Paweł Schreiber: Why do we need video game historians?
Bartłomiej Kluska: Video games have been around for half a century now. The last thirty years saw the rise of widespread access to video games in Poland. Despite their brief presence, they are one of the most popular mass culture mediums today. I think this is enough to study their history like we study the history of film or literature.
PS: What is the nature of a digital culture historian’s work?
BK: The central problem is the lack of written sources. The designers of old games, their publishers and the journalists writing about them didn’t archive their work. So we often have to build on spoken sources. The creators of the oldest games are beginning to pass away – it’s the last minute to talk to them. Of course, their memory sometimes fails and it’s difficult to verify their stories by comparing them with historical documents. At times, the access to old magazines is difficult, because they weren’t archived. Even the source codes of video games went missing – and I am not necessarily talking about the very old ones. For example, we can’t republish the video game adaptation of Blade Runner (1997) – the source code and the original graphics have gone missing.
PS: What did your work on Bajty Polskie (editor’s translation: Polish Bytes) look like? The book in which, together with the late Mariusz Rozwadowski, you collected information about the earliest Polish video games?
BK: Our research was the first one of its kind – nobody had done it before in Poland. First, we had to go through all available magazines and (the very few) books from that period. Then, we tried to get in touch with the designers, it wasn’t always possible, because many of them didn’t want to share their memories, besides it was difficult to reach some of them because they are in different lines of work nowadays. Of course, many creators were excited to share their stories. Their stories made it into our book. A lot of similar stories simply vanished without a trace.
PS: What’s the story of the oldest Polish video game – the game of tic-tac-toe written by Bogdan Miś around 1960?
BK: We found out that Bogdan Miś bragged somewhere about writing a game of tic-tac-toe for the Polish XYZ computer. We managed to reach him – it turned out that despite his advanced age, he’s still active on the Internet. He agreed to be interviewed. Of course, we have to remember that his own account is undoubtedly true, the are no other sources to back it up. It’s a problem with a historian’s craft – we should have two independent sources, but sometimes that’s just not possible.
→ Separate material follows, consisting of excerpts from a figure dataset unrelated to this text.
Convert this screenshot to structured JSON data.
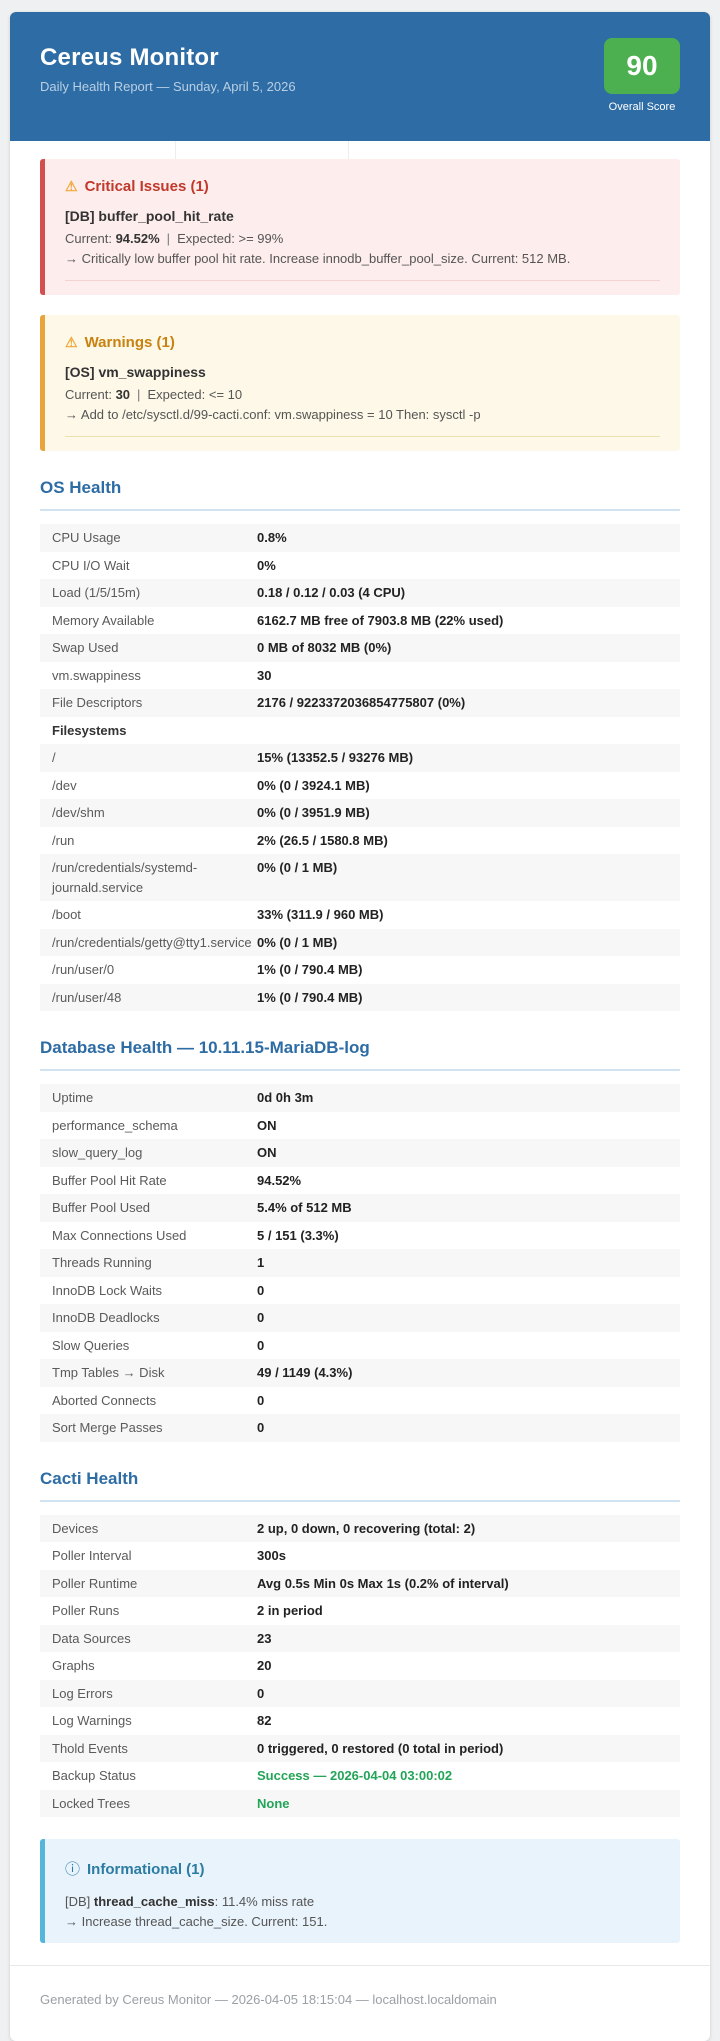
{
  "header": {
    "title": "Cereus Monitor",
    "subtitle": "Daily Health Report — Sunday, April 5, 2026",
    "score": "90",
    "score_label": "Overall Score"
  },
  "icons": {
    "warning_icon": "⚠",
    "info_icon": "ⓘ"
  },
  "critical": {
    "title": "Critical Issues (1)",
    "item_name": "[DB] buffer_pool_hit_rate",
    "current_label": "Current: ",
    "current_value": "94.52%",
    "separator": "|",
    "expected_text": "Expected: >= 99%",
    "detail": "→ Critically low buffer pool hit rate. Increase innodb_buffer_pool_size. Current: 512 MB."
  },
  "warning": {
    "title": "Warnings (1)",
    "item_name": "[OS] vm_swappiness",
    "current_label": "Current: ",
    "current_value": "30",
    "separator": "|",
    "expected_text": "Expected: <= 10",
    "detail": "→ Add to /etc/sysctl.d/99-cacti.conf: vm.swappiness = 10 Then: sysctl -p"
  },
  "info": {
    "title": "Informational (1)",
    "item_prefix": "[DB] ",
    "item_name": "thread_cache_miss",
    "item_rest": ": 11.4% miss rate",
    "detail": "→ Increase thread_cache_size. Current: 151."
  },
  "sections": [
    {
      "title": "OS Health",
      "rows": [
        {
          "label": "CPU Usage",
          "value": "0.8%",
          "style": ""
        },
        {
          "label": "CPU I/O Wait",
          "value": "0%",
          "style": ""
        },
        {
          "label": "Load (1/5/15m)",
          "value": "0.18 / 0.12 / 0.03 (4 CPU)",
          "style": ""
        },
        {
          "label": "Memory Available",
          "value": "6162.7 MB free of 7903.8 MB (22% used)",
          "style": ""
        },
        {
          "label": "Swap Used",
          "value": "0 MB of 8032 MB (0%)",
          "style": ""
        },
        {
          "label": "vm.swappiness",
          "value": "30",
          "style": ""
        },
        {
          "label": "File Descriptors",
          "value": "2176 / 9223372036854775807 (0%)",
          "style": ""
        },
        {
          "label": "Filesystems",
          "value": "",
          "style": "subheader"
        },
        {
          "label": "/",
          "value": "15%  (13352.5 / 93276 MB)",
          "style": ""
        },
        {
          "label": "/dev",
          "value": "0%  (0 / 3924.1 MB)",
          "style": ""
        },
        {
          "label": "/dev/shm",
          "value": "0%  (0 / 3951.9 MB)",
          "style": ""
        },
        {
          "label": "/run",
          "value": "2%  (26.5 / 1580.8 MB)",
          "style": ""
        },
        {
          "label": "/run/credentials/systemd-journald.service",
          "value": "0%  (0 / 1 MB)",
          "style": ""
        },
        {
          "label": "/boot",
          "value": "33%  (311.9 / 960 MB)",
          "style": ""
        },
        {
          "label": "/run/credentials/getty@tty1.service",
          "value": "0%  (0 / 1 MB)",
          "style": ""
        },
        {
          "label": "/run/user/0",
          "value": "1%  (0 / 790.4 MB)",
          "style": ""
        },
        {
          "label": "/run/user/48",
          "value": "1%  (0 / 790.4 MB)",
          "style": ""
        }
      ]
    },
    {
      "title": "Database Health — 10.11.15-MariaDB-log",
      "rows": [
        {
          "label": "Uptime",
          "value": "0d 0h 3m",
          "style": ""
        },
        {
          "label": "performance_schema",
          "value": "ON",
          "style": ""
        },
        {
          "label": "slow_query_log",
          "value": "ON",
          "style": ""
        },
        {
          "label": "Buffer Pool Hit Rate",
          "value": "94.52%",
          "style": ""
        },
        {
          "label": "Buffer Pool Used",
          "value": "5.4% of 512 MB",
          "style": ""
        },
        {
          "label": "Max Connections Used",
          "value": "5 / 151 (3.3%)",
          "style": ""
        },
        {
          "label": "Threads Running",
          "value": "1",
          "style": ""
        },
        {
          "label": "InnoDB Lock Waits",
          "value": "0",
          "style": ""
        },
        {
          "label": "InnoDB Deadlocks",
          "value": "0",
          "style": ""
        },
        {
          "label": "Slow Queries",
          "value": "0",
          "style": ""
        },
        {
          "label": "Tmp Tables → Disk",
          "value": "49 / 1149 (4.3%)",
          "style": ""
        },
        {
          "label": "Aborted Connects",
          "value": "0",
          "style": ""
        },
        {
          "label": "Sort Merge Passes",
          "value": "0",
          "style": ""
        }
      ]
    },
    {
      "title": "Cacti Health",
      "rows": [
        {
          "label": "Devices",
          "value": "2 up, 0 down, 0 recovering (total: 2)",
          "style": ""
        },
        {
          "label": "Poller Interval",
          "value": "300s",
          "style": ""
        },
        {
          "label": "Poller Runtime",
          "value": "Avg 0.5s Min 0s Max 1s (0.2% of interval)",
          "style": ""
        },
        {
          "label": "Poller Runs",
          "value": "2 in period",
          "style": ""
        },
        {
          "label": "Data Sources",
          "value": "23",
          "style": ""
        },
        {
          "label": "Graphs",
          "value": "20",
          "style": ""
        },
        {
          "label": "Log Errors",
          "value": "0",
          "style": ""
        },
        {
          "label": "Log Warnings",
          "value": "82",
          "style": ""
        },
        {
          "label": "Thold Events",
          "value": "0 triggered, 0 restored (0 total in period)",
          "style": ""
        },
        {
          "label": "Backup Status",
          "value": "Success — 2026-04-04 03:00:02",
          "style": "success"
        },
        {
          "label": "Locked Trees",
          "value": "None",
          "style": "success"
        }
      ]
    }
  ],
  "footer": {
    "text": "Generated by Cereus Monitor — 2026-04-05 18:15:04 — localhost.localdomain"
  },
  "colors": {
    "header_blue": "#2d6ca4",
    "score_green": "#4caf50",
    "critical_red": "#c0392b",
    "warning_orange": "#c8820f",
    "info_blue": "#2b7ba3",
    "success_green": "#23a456"
  }
}
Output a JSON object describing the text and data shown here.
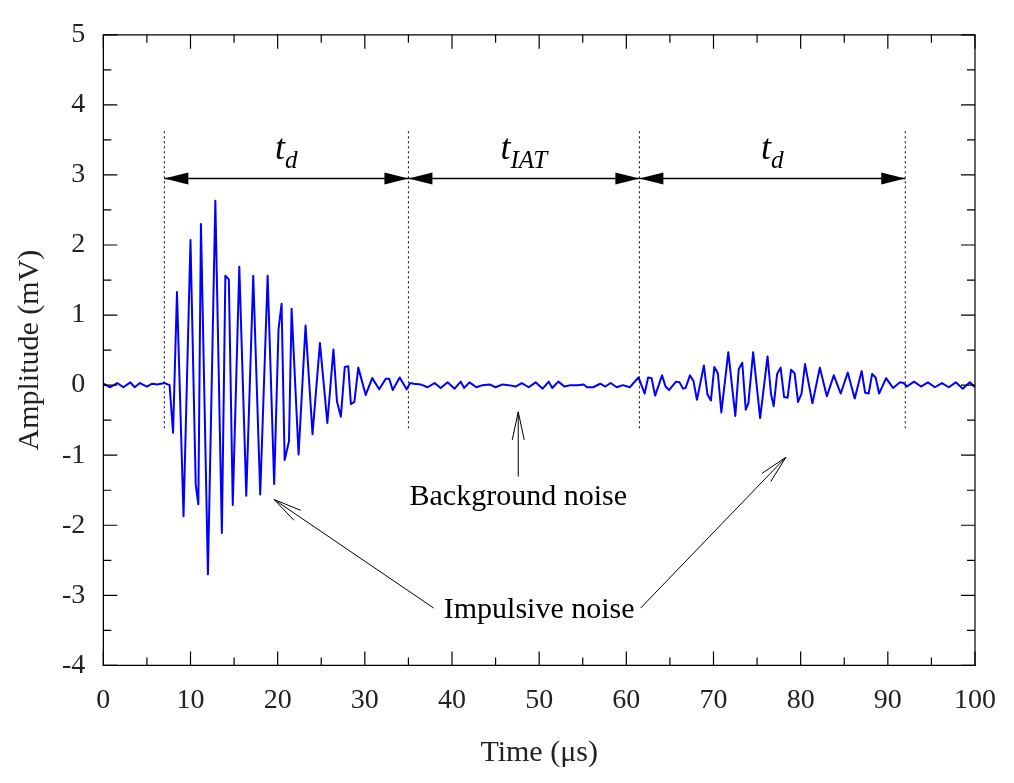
{
  "chart_data": {
    "type": "line",
    "xlabel": "Time (μs)",
    "ylabel": "Amplitude (mV)",
    "xlim": [
      0,
      100
    ],
    "ylim": [
      -4,
      5
    ],
    "xticks": [
      0,
      {
        "value": 5,
        "label": null
      },
      10,
      {
        "value": 15,
        "label": null
      },
      20,
      {
        "value": 25,
        "label": null
      },
      30,
      {
        "value": 35,
        "label": null
      },
      40,
      {
        "value": 45,
        "label": null
      },
      50,
      {
        "value": 55,
        "label": null
      },
      60,
      {
        "value": 65,
        "label": null
      },
      70,
      {
        "value": 75,
        "label": null
      },
      80,
      {
        "value": 85,
        "label": null
      },
      90,
      {
        "value": 95,
        "label": null
      },
      100
    ],
    "yticks": [
      -4,
      {
        "value": -3.5,
        "label": null
      },
      -3,
      {
        "value": -2.5,
        "label": null
      },
      -2,
      {
        "value": -1.5,
        "label": null
      },
      -1,
      {
        "value": -0.5,
        "label": null
      },
      0,
      {
        "value": 0.5,
        "label": null
      },
      1,
      {
        "value": 1.5,
        "label": null
      },
      2,
      {
        "value": 2.5,
        "label": null
      },
      3,
      {
        "value": 3.5,
        "label": null
      },
      4,
      {
        "value": 4.5,
        "label": null
      },
      5
    ],
    "grid": false,
    "legend": false,
    "marker": "none",
    "line_style": "solid",
    "series": [
      {
        "color": "#0000ff",
        "x": [
          0,
          0.8,
          1.6,
          2.3,
          3.1,
          3.6,
          4.2,
          5.0,
          5.6,
          6.2,
          7.0,
          7.6,
          8.0,
          8.45,
          9.2,
          10.0,
          10.6,
          10.9,
          11.2,
          12.0,
          12.85,
          13.6,
          14.0,
          14.4,
          14.85,
          15.6,
          16.4,
          17.2,
          18.0,
          18.85,
          19.6,
          20.1,
          20.45,
          20.8,
          21.3,
          21.6,
          22.4,
          23.2,
          24.0,
          24.85,
          25.7,
          26.4,
          26.8,
          27.25,
          27.7,
          28.1,
          28.4,
          28.8,
          29.25,
          30.1,
          30.85,
          31.65,
          32.4,
          32.8,
          33.2,
          34.0,
          34.8,
          35.2,
          35.6,
          36.4,
          37.2,
          38.0,
          38.7,
          39.5,
          40.3,
          41.0,
          41.4,
          42.0,
          42.8,
          43.5,
          44.3,
          45.0,
          45.8,
          46.5,
          47.3,
          48.0,
          48.8,
          49.6,
          50.4,
          51.1,
          51.5,
          52.2,
          52.9,
          53.6,
          54.4,
          55.1,
          55.5,
          56.2,
          57.0,
          57.6,
          58.2,
          58.9,
          59.6,
          60.4,
          61.4,
          62.1,
          62.5,
          62.9,
          63.3,
          64.1,
          64.5,
          64.9,
          65.7,
          66.1,
          66.5,
          66.8,
          67.3,
          67.7,
          68.1,
          68.9,
          69.3,
          69.7,
          70.1,
          70.5,
          70.9,
          71.7,
          72.5,
          72.9,
          73.3,
          73.7,
          74.0,
          74.55,
          75.35,
          76.2,
          76.6,
          76.9,
          77.3,
          77.7,
          78.1,
          78.5,
          78.9,
          79.3,
          79.7,
          80.1,
          80.5,
          81.35,
          82.2,
          83.0,
          83.8,
          84.6,
          85.4,
          86.2,
          87.0,
          87.4,
          87.8,
          88.2,
          88.6,
          89.0,
          89.8,
          90.6,
          91.4,
          91.8,
          92.2,
          93.0,
          93.8,
          94.6,
          95.4,
          96.2,
          97.0,
          97.8,
          98.6,
          99.4,
          100
        ],
        "values": [
          0.02,
          -0.03,
          0.03,
          -0.03,
          0.04,
          -0.03,
          0.03,
          -0.02,
          0.02,
          0.01,
          0.03,
          0,
          -0.68,
          1.33,
          -1.87,
          2.07,
          -1.42,
          -1.7,
          2.3,
          -2.7,
          2.63,
          -2.11,
          1.56,
          1.51,
          -1.71,
          1.69,
          -1.58,
          1.56,
          -1.56,
          1.56,
          -1.41,
          0.8,
          1.16,
          -1.07,
          -0.8,
          1.09,
          -0.99,
          0.85,
          -0.7,
          0.6,
          -0.54,
          0.51,
          -0.23,
          -0.45,
          0.26,
          0.27,
          -0.27,
          -0.24,
          0.25,
          -0.14,
          0.1,
          -0.06,
          0.09,
          0.09,
          -0.07,
          0.11,
          -0.06,
          0.03,
          0.02,
          0.01,
          -0.03,
          0.03,
          -0.04,
          0.04,
          -0.05,
          0.05,
          -0.04,
          0.04,
          -0.03,
          0,
          0.01,
          -0.03,
          0.01,
          0,
          -0.02,
          0.03,
          -0.03,
          0.04,
          -0.05,
          0.05,
          -0.04,
          0.05,
          -0.02,
          0,
          0,
          0.01,
          -0.03,
          -0.03,
          0.02,
          -0.02,
          0.03,
          -0.03,
          0,
          -0.03,
          0.11,
          -0.12,
          0.11,
          0.1,
          -0.15,
          0.14,
          -0.02,
          -0.07,
          0.05,
          0.04,
          -0.05,
          -0.04,
          0.14,
          0.06,
          -0.21,
          0.28,
          -0.13,
          -0.22,
          0.26,
          0.17,
          -0.39,
          0.47,
          -0.44,
          0.23,
          0.32,
          -0.35,
          -0.26,
          0.47,
          -0.47,
          0.41,
          -0.13,
          -0.3,
          0.16,
          0.25,
          -0.17,
          -0.18,
          0.22,
          0.17,
          -0.24,
          -0.12,
          0.3,
          -0.26,
          0.25,
          -0.16,
          0.14,
          -0.12,
          0.18,
          -0.19,
          0.2,
          -0.11,
          -0.12,
          0.16,
          0.11,
          -0.12,
          0.1,
          -0.04,
          0.04,
          0.03,
          -0.02,
          0.05,
          -0.02,
          0.04,
          -0.03,
          0.03,
          -0.03,
          0.04,
          -0.05,
          0.04,
          -0.03
        ]
      }
    ],
    "ref_lines": [
      {
        "axis": "x",
        "value": 7,
        "line_style": "dotted",
        "color": "#000000"
      },
      {
        "axis": "x",
        "value": 35,
        "line_style": "dotted",
        "color": "#000000"
      },
      {
        "axis": "x",
        "value": 61.5,
        "line_style": "dotted",
        "color": "#000000"
      },
      {
        "axis": "x",
        "value": 92,
        "line_style": "dotted",
        "color": "#000000"
      }
    ],
    "annotations": [
      "t$_{d}$",
      "t$_{IAT}$",
      "t$_{d}$",
      "Background noise",
      "Impulsive noise"
    ]
  }
}
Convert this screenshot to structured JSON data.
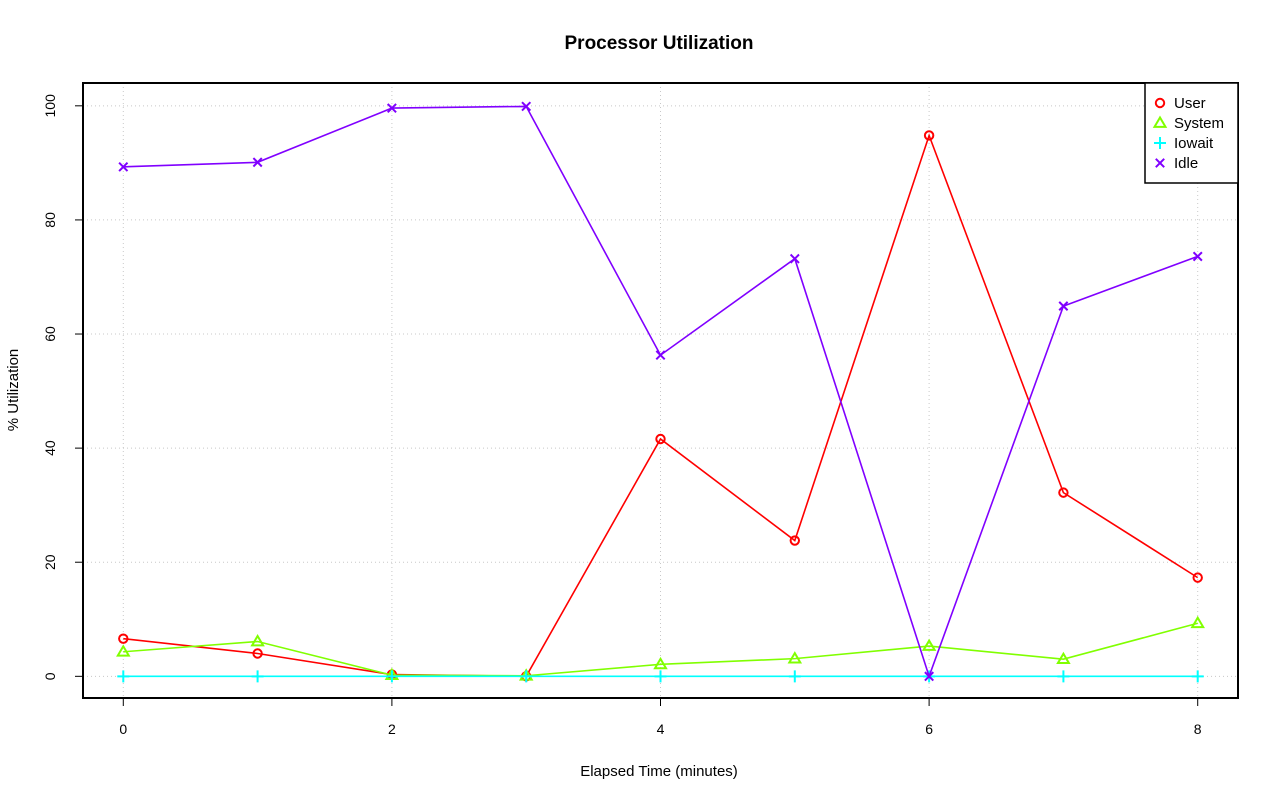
{
  "chart_data": {
    "type": "line",
    "title": "Processor Utilization",
    "xlabel": "Elapsed Time (minutes)",
    "ylabel": "% Utilization",
    "x": [
      0,
      1,
      2,
      3,
      4,
      5,
      6,
      7,
      8
    ],
    "xlim": [
      -0.3,
      8.3
    ],
    "ylim": [
      -3.8,
      104
    ],
    "xticks": [
      0,
      2,
      4,
      6,
      8
    ],
    "yticks": [
      0,
      20,
      40,
      60,
      80,
      100
    ],
    "grid": true,
    "legend_position": "top-right",
    "series": [
      {
        "name": "User",
        "color": "#ff0000",
        "marker": "circle",
        "values": [
          6.6,
          4.0,
          0.3,
          0.0,
          41.6,
          23.8,
          94.8,
          32.2,
          17.3
        ]
      },
      {
        "name": "System",
        "color": "#80ff00",
        "marker": "triangle",
        "values": [
          4.3,
          6.1,
          0.2,
          0.1,
          2.1,
          3.1,
          5.3,
          3.0,
          9.3
        ]
      },
      {
        "name": "Iowait",
        "color": "#00ffff",
        "marker": "plus",
        "values": [
          0,
          0,
          0,
          0,
          0,
          0,
          0,
          0,
          0
        ]
      },
      {
        "name": "Idle",
        "color": "#8000ff",
        "marker": "cross",
        "values": [
          89.3,
          90.1,
          99.6,
          99.9,
          56.3,
          73.2,
          0.0,
          64.9,
          73.6
        ]
      }
    ]
  }
}
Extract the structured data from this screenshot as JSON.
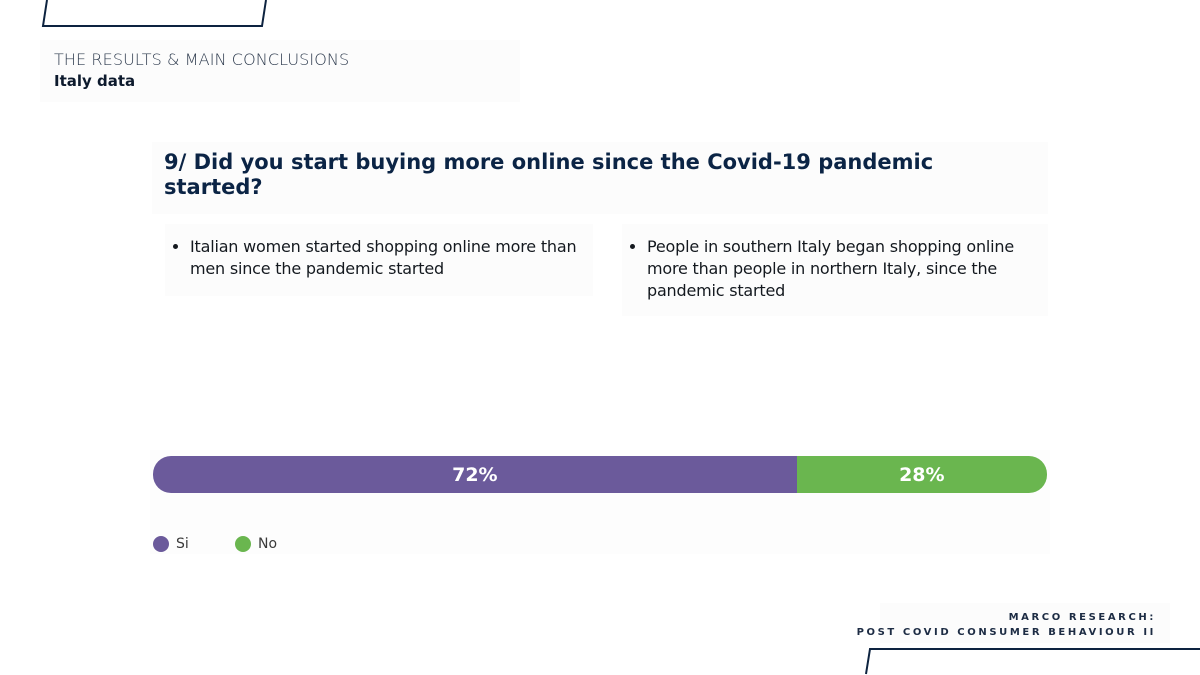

That was also the case with Marienbad from 1962 (an implementation of the mathematical game NIM on the Odra 1003 computer) created by electric engineer Witold Podgórski. We know about it from his story, but there are no texts and photos to prove its existence. The situation improved in the 1980s – the first announcements and reviews started appearing in the press.
PS: Why do people indulge in nostalgia for old video games and hardware?
BK: I think that there are two reasons for this phenomenon. Firstly, it’s the fascinating conventionality of the old graphics and audio. There are some pixels on the screen which combine to create a whole story – a plane flying over a river fighting enemy forces, a short moustachioed character jumping from block to block to save a princess. Those stories are born in the minds of the players. No contemporary game can compete with that kind of imagination – they are way too direct.
The second explanation is the difficulty. One pixel too far and the character is dead. Once it dies three times, we have to start all over again. You can’t save the game in the middle, there are no hints. In comparison, the games of today are easy-peasy. Sometimes playing a video game is like watching a TV show – players are guaranteed to finish the game and reach a happy end if they spend a few hours on it. Back then, games could be played for years without ever being finished. Of course, at times we have to evoke the words of Raymond Chandler: ‘The swans of our childhood were probably just pigeons’. We should be careful when we go back to old video games.